L’UE esamina l’implementazione del Digital Markets Act da parte di Apple. Vestager punta il dito su “Core Technology Fee” e avvisi di sicurezza per scoraggiare l’uso di app esterne.
Le azioni intraprese da Apple in risposta al Digital Markets Act (DMA) stanno suscitando preoccupazioni tra i regolatori europei, i quali temono che tali misure possano non rispettare pienamente lo spirito della nuova legge volta a promuovere la concorrenza nel settore digitale. Il DMA rappresenta un tentativo da parte dell’Unione Europea di sfidare il dominio di grandi aziende tecnologiche come Apple, introducendo nuove regole che, tuttavia, sollevano questioni legate ai costi di implementazione e alla sicurezza.

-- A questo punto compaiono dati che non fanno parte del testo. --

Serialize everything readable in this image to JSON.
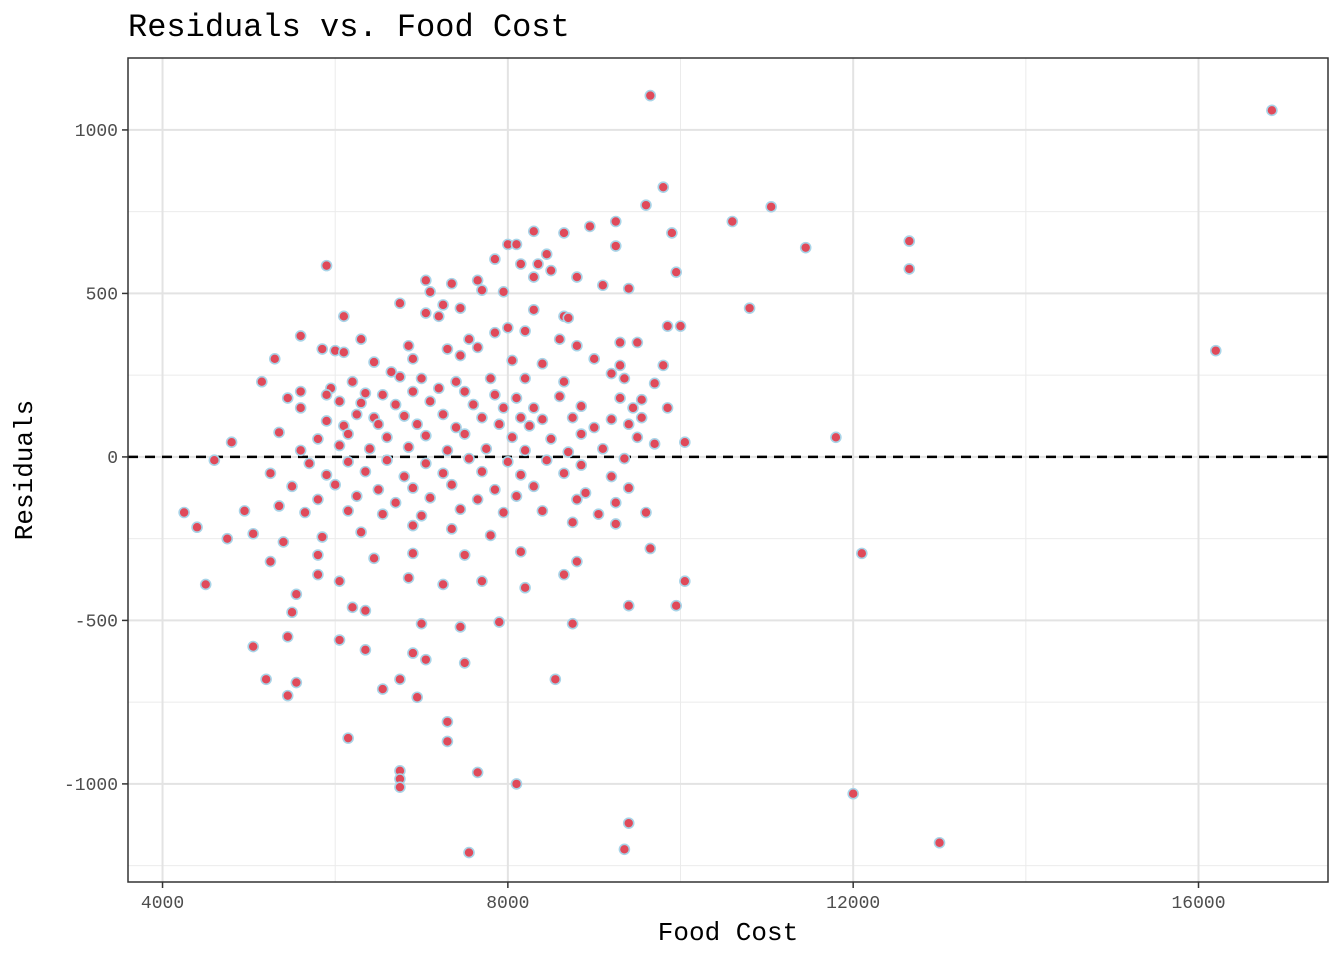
{
  "chart_data": {
    "type": "scatter",
    "title": "Residuals vs. Food Cost",
    "xlabel": "Food Cost",
    "ylabel": "Residuals",
    "xlim": [
      3600,
      17500
    ],
    "ylim": [
      -1300,
      1220
    ],
    "x_ticks": [
      4000,
      8000,
      12000,
      16000
    ],
    "x_tick_labels": [
      "4000",
      "8000",
      "12000",
      "16000"
    ],
    "y_ticks": [
      1000,
      500,
      0,
      -500,
      -1000
    ],
    "y_tick_labels": [
      "1000",
      "500",
      "0",
      "-500",
      "-1000"
    ],
    "reference_line": {
      "y": 0,
      "style": "dashed",
      "color": "#000000"
    },
    "grid": true,
    "point_fill": "#e04a5a",
    "point_stroke": "#a8d4e8",
    "background": "#ffffff",
    "grid_color": "#ebebeb",
    "points": [
      [
        9650,
        1105
      ],
      [
        16850,
        1060
      ],
      [
        9800,
        825
      ],
      [
        11050,
        765
      ],
      [
        9600,
        770
      ],
      [
        10600,
        720
      ],
      [
        9250,
        720
      ],
      [
        8950,
        705
      ],
      [
        8300,
        690
      ],
      [
        8650,
        685
      ],
      [
        9900,
        685
      ],
      [
        12650,
        660
      ],
      [
        8000,
        650
      ],
      [
        8100,
        650
      ],
      [
        9250,
        645
      ],
      [
        11450,
        640
      ],
      [
        8450,
        620
      ],
      [
        7850,
        605
      ],
      [
        8150,
        590
      ],
      [
        8350,
        590
      ],
      [
        5900,
        585
      ],
      [
        12650,
        575
      ],
      [
        9950,
        565
      ],
      [
        8500,
        570
      ],
      [
        8300,
        550
      ],
      [
        8800,
        550
      ],
      [
        7650,
        540
      ],
      [
        7050,
        540
      ],
      [
        7350,
        530
      ],
      [
        9100,
        525
      ],
      [
        7700,
        510
      ],
      [
        7950,
        505
      ],
      [
        9400,
        515
      ],
      [
        7100,
        505
      ],
      [
        10800,
        455
      ],
      [
        7250,
        465
      ],
      [
        6750,
        470
      ],
      [
        7450,
        455
      ],
      [
        8300,
        450
      ],
      [
        7050,
        440
      ],
      [
        6100,
        430
      ],
      [
        7200,
        430
      ],
      [
        8650,
        430
      ],
      [
        8700,
        425
      ],
      [
        9850,
        400
      ],
      [
        10000,
        400
      ],
      [
        8000,
        395
      ],
      [
        8200,
        385
      ],
      [
        7850,
        380
      ],
      [
        5600,
        370
      ],
      [
        6300,
        360
      ],
      [
        7550,
        360
      ],
      [
        8600,
        360
      ],
      [
        9300,
        350
      ],
      [
        9500,
        350
      ],
      [
        16200,
        325
      ],
      [
        5850,
        330
      ],
      [
        6000,
        325
      ],
      [
        6100,
        320
      ],
      [
        6850,
        340
      ],
      [
        7300,
        330
      ],
      [
        7650,
        335
      ],
      [
        8800,
        340
      ],
      [
        9300,
        280
      ],
      [
        9800,
        280
      ],
      [
        5300,
        300
      ],
      [
        6450,
        290
      ],
      [
        6900,
        300
      ],
      [
        7450,
        310
      ],
      [
        8050,
        295
      ],
      [
        8400,
        285
      ],
      [
        9000,
        300
      ],
      [
        9200,
        255
      ],
      [
        5150,
        230
      ],
      [
        5600,
        200
      ],
      [
        5950,
        210
      ],
      [
        6200,
        230
      ],
      [
        6650,
        260
      ],
      [
        6750,
        245
      ],
      [
        7000,
        240
      ],
      [
        7400,
        230
      ],
      [
        7800,
        240
      ],
      [
        8200,
        240
      ],
      [
        8650,
        230
      ],
      [
        9350,
        240
      ],
      [
        9700,
        225
      ],
      [
        5450,
        180
      ],
      [
        5900,
        190
      ],
      [
        6350,
        195
      ],
      [
        6550,
        190
      ],
      [
        6900,
        200
      ],
      [
        7200,
        210
      ],
      [
        7500,
        200
      ],
      [
        7850,
        190
      ],
      [
        8100,
        180
      ],
      [
        8600,
        185
      ],
      [
        9300,
        180
      ],
      [
        9550,
        175
      ],
      [
        6050,
        170
      ],
      [
        6300,
        165
      ],
      [
        6700,
        160
      ],
      [
        7100,
        170
      ],
      [
        7600,
        160
      ],
      [
        7950,
        150
      ],
      [
        8300,
        150
      ],
      [
        8850,
        155
      ],
      [
        9450,
        150
      ],
      [
        9850,
        150
      ],
      [
        5600,
        150
      ],
      [
        6250,
        130
      ],
      [
        6450,
        120
      ],
      [
        6800,
        125
      ],
      [
        7250,
        130
      ],
      [
        7700,
        120
      ],
      [
        8150,
        120
      ],
      [
        8400,
        115
      ],
      [
        8750,
        120
      ],
      [
        9200,
        115
      ],
      [
        9550,
        120
      ],
      [
        5900,
        110
      ],
      [
        6100,
        95
      ],
      [
        6500,
        100
      ],
      [
        6950,
        100
      ],
      [
        7400,
        90
      ],
      [
        7900,
        100
      ],
      [
        8250,
        95
      ],
      [
        9000,
        90
      ],
      [
        9400,
        100
      ],
      [
        5350,
        75
      ],
      [
        5800,
        55
      ],
      [
        6150,
        70
      ],
      [
        6600,
        60
      ],
      [
        7050,
        65
      ],
      [
        7500,
        70
      ],
      [
        8050,
        60
      ],
      [
        8500,
        55
      ],
      [
        8850,
        70
      ],
      [
        9500,
        60
      ],
      [
        10050,
        45
      ],
      [
        11800,
        60
      ],
      [
        4800,
        45
      ],
      [
        5600,
        20
      ],
      [
        6050,
        35
      ],
      [
        6400,
        25
      ],
      [
        6850,
        30
      ],
      [
        7300,
        20
      ],
      [
        7750,
        25
      ],
      [
        8200,
        20
      ],
      [
        8700,
        15
      ],
      [
        9100,
        25
      ],
      [
        9700,
        40
      ],
      [
        4600,
        -10
      ],
      [
        5700,
        -20
      ],
      [
        6150,
        -15
      ],
      [
        6600,
        -10
      ],
      [
        7050,
        -20
      ],
      [
        7550,
        -5
      ],
      [
        8000,
        -15
      ],
      [
        8450,
        -10
      ],
      [
        8850,
        -25
      ],
      [
        9350,
        -5
      ],
      [
        5250,
        -50
      ],
      [
        5900,
        -55
      ],
      [
        6350,
        -45
      ],
      [
        6800,
        -60
      ],
      [
        7250,
        -50
      ],
      [
        7700,
        -45
      ],
      [
        8150,
        -55
      ],
      [
        8650,
        -50
      ],
      [
        9200,
        -60
      ],
      [
        5500,
        -90
      ],
      [
        6000,
        -85
      ],
      [
        6500,
        -100
      ],
      [
        6900,
        -95
      ],
      [
        7350,
        -85
      ],
      [
        7850,
        -100
      ],
      [
        8300,
        -90
      ],
      [
        8900,
        -110
      ],
      [
        9400,
        -95
      ],
      [
        5800,
        -130
      ],
      [
        6250,
        -120
      ],
      [
        6700,
        -140
      ],
      [
        7100,
        -125
      ],
      [
        7650,
        -130
      ],
      [
        8100,
        -120
      ],
      [
        8800,
        -130
      ],
      [
        9250,
        -140
      ],
      [
        4950,
        -165
      ],
      [
        5350,
        -150
      ],
      [
        5650,
        -170
      ],
      [
        6150,
        -165
      ],
      [
        6550,
        -175
      ],
      [
        7000,
        -180
      ],
      [
        7450,
        -160
      ],
      [
        7950,
        -170
      ],
      [
        8400,
        -165
      ],
      [
        9050,
        -175
      ],
      [
        9600,
        -170
      ],
      [
        4250,
        -170
      ],
      [
        4400,
        -215
      ],
      [
        5050,
        -235
      ],
      [
        5400,
        -260
      ],
      [
        5850,
        -245
      ],
      [
        6300,
        -230
      ],
      [
        6900,
        -210
      ],
      [
        7350,
        -220
      ],
      [
        7800,
        -240
      ],
      [
        8750,
        -200
      ],
      [
        9250,
        -205
      ],
      [
        4750,
        -250
      ],
      [
        5250,
        -320
      ],
      [
        5800,
        -300
      ],
      [
        6450,
        -310
      ],
      [
        6900,
        -295
      ],
      [
        7500,
        -300
      ],
      [
        8150,
        -290
      ],
      [
        8800,
        -320
      ],
      [
        9650,
        -280
      ],
      [
        12100,
        -295
      ],
      [
        4500,
        -390
      ],
      [
        5550,
        -420
      ],
      [
        5800,
        -360
      ],
      [
        6050,
        -380
      ],
      [
        6850,
        -370
      ],
      [
        7250,
        -390
      ],
      [
        7700,
        -380
      ],
      [
        8200,
        -400
      ],
      [
        8650,
        -360
      ],
      [
        10050,
        -380
      ],
      [
        5500,
        -475
      ],
      [
        6200,
        -460
      ],
      [
        6350,
        -470
      ],
      [
        7000,
        -510
      ],
      [
        7450,
        -520
      ],
      [
        7900,
        -505
      ],
      [
        8750,
        -510
      ],
      [
        9400,
        -455
      ],
      [
        9950,
        -455
      ],
      [
        5050,
        -580
      ],
      [
        5450,
        -550
      ],
      [
        6050,
        -560
      ],
      [
        6350,
        -590
      ],
      [
        6900,
        -600
      ],
      [
        7050,
        -620
      ],
      [
        7500,
        -630
      ],
      [
        8550,
        -680
      ],
      [
        5200,
        -680
      ],
      [
        5450,
        -730
      ],
      [
        5550,
        -690
      ],
      [
        6550,
        -710
      ],
      [
        6750,
        -680
      ],
      [
        6950,
        -735
      ],
      [
        6150,
        -860
      ],
      [
        7300,
        -810
      ],
      [
        7300,
        -870
      ],
      [
        6750,
        -960
      ],
      [
        6750,
        -985
      ],
      [
        6750,
        -1010
      ],
      [
        7650,
        -965
      ],
      [
        8100,
        -1000
      ],
      [
        12000,
        -1030
      ],
      [
        9400,
        -1120
      ],
      [
        9350,
        -1200
      ],
      [
        7550,
        -1210
      ],
      [
        13000,
        -1180
      ]
    ]
  }
}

L’attenzione dei controllori europei si sta concentrando sul modo in cui Apple si sta adeguando a queste normative, in particolare per quanto riguarda l’incoraggiamento degli sviluppatori a sfruttare le nuove opportunità offerte dal DMA per interagire direttamente con gli utenti.
In un’intervista con Reuters, Margrethe Vestager, responsabile della politica antitrust dell’UE, ha evidenziato l’attenzione verso specifici aspetti dell’adattamento di Apple al DMA, ponendo l’accento su questioni di tariffe e notifiche relative alla sicurezza. Vestager ha espresso preoccupazioni riguardo alla possibilità che Apple possa dissuadere gli utenti dall’utilizzare marketplace di app esterni attraverso avvertenze che enfatizzano i rischi per la sicurezza legati al download di app al di fuori dell’App Store.
Un aspetto controverso è rappresentato dalla Core Technology Fee proposta da Apple, che imporrebbe agli sviluppatori con più di 1 milione di download di nuove app all’anno una tassa di 0,50 euro per download. Questa politica ha suscitato l’allarme tra coloro che offrono app gratuite, i quali temono che tali costi possano rivelarsi insostenibili. Vestager ha specificamente menzionato queste preoccupazioni relative agli avvisi di sicurezza. Inoltre l’Unione Europea sta raccogliendo feedback direttamente dagli sviluppatori per orientare la sua indagine, accogliendo lamentele non solo da colossi del settore come Spotify ed Epic, ma anche da un ampio spettro di altre fonti.